The reason I'm thinking about this is, of course, that I've been sick and so have eaten basically nothing for two-and-a-half days now. And I've been trying to figure out, through that whole time, if I'm hungry or if my stomach is still upset--even the slightest hunger pangs are easily confused with other signals that actually mean "DON'T EAT!!" It's amazing to me how quickly I have forgotten, or how easily I mix up, a message from my own body that I feel every day.
Which probably means I don't really feel it every day--I get a pang and, like most people I know, I eat something. It may not be the healthiest something, or the thing my body actually needs to function well. But something with calories goes into my stomach so the feeling will go away. (I confess that often, especially when I'm sitting in my office, chocolate fulfills this task nicely.) But now, when I need to be able to distinguish the signals from one another, I'm not sure which is which.
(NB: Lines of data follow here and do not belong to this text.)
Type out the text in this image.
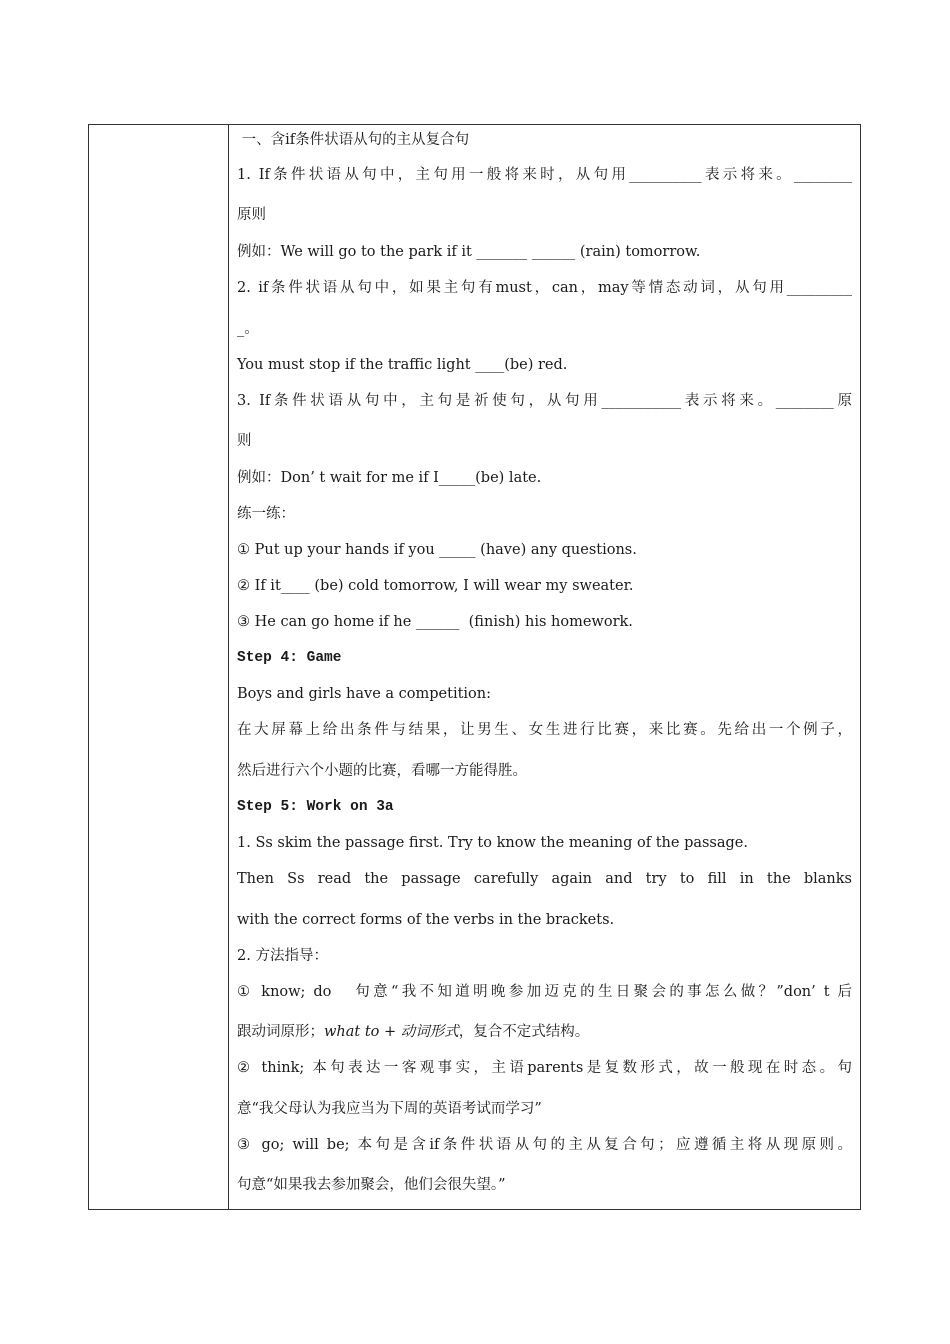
一、含if条件状语从句的主从复合句
1. If条件状语从句中，主句用一般将来时，从句用__________表示将来。________
原则
例如：We will go to the park if it _______ ______ (rain) tomorrow.
2. if条件状语从句中，如果主句有must，can，may等情态动词，从句用_________
_。
You must stop if the traffic light ____(be) red.
3. If条件状语从句中，主句是祈使句，从句用___________表示将来。________原
则
例如：Don’ t wait for me if I_____(be) late.
练一练：
① Put up your hands if you _____ (have) any questions.
② If it____ (be) cold tomorrow, I will wear my sweater.
③ He can go home if he ______  (finish) his homework.
Step 4: Game
Boys and girls have a competition:
在大屏幕上给出条件与结果，让男生、女生进行比赛，来比赛。先给出一个例子，
然后进行六个小题的比赛，看哪一方能得胜。
Step 5: Work on 3a
1. Ss skim the passage first. Try to know the meaning of the passage.
Then Ss read the passage carefully again and try to fill in the blanks
with the correct forms of the verbs in the brackets.
2. 方法指导：
① know; do   句意“我不知道明晚参加迈克的生日聚会的事怎么做？”don’ t 后
跟动词原形；what to + 动词形式，复合不定式结构。
② think; 本句表达一客观事实，主语parents是复数形式，故一般现在时态。句
意“我父母认为我应当为下周的英语考试而学习”
③ go; will be; 本句是含if条件状语从句的主从复合句；应遵循主将从现原则。
句意“如果我去参加聚会，他们会很失望。”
Maybe it's time to listen to my body a little more carefully before just answering the need with a want. This is what the 30 Hour Famine is all about, too, of course--giving us a taste of hunger (if you will) and helping us think about where and when and what we eat and why...and how that affects others, and how others can't just pop a piece of chocolate in their mouths whenever they have the slightest twinge. (the RCLPC 30 Hour Famine isn't until May, but I've just had my own personal 30 hour famine here and, as uncomfortable and frustrating and icky-feeling as it has been, it might have been good for me.)
Having said all of that: I think I'm actually hungry, for actual food, so I'm going to go find some real food and see how that goes this time!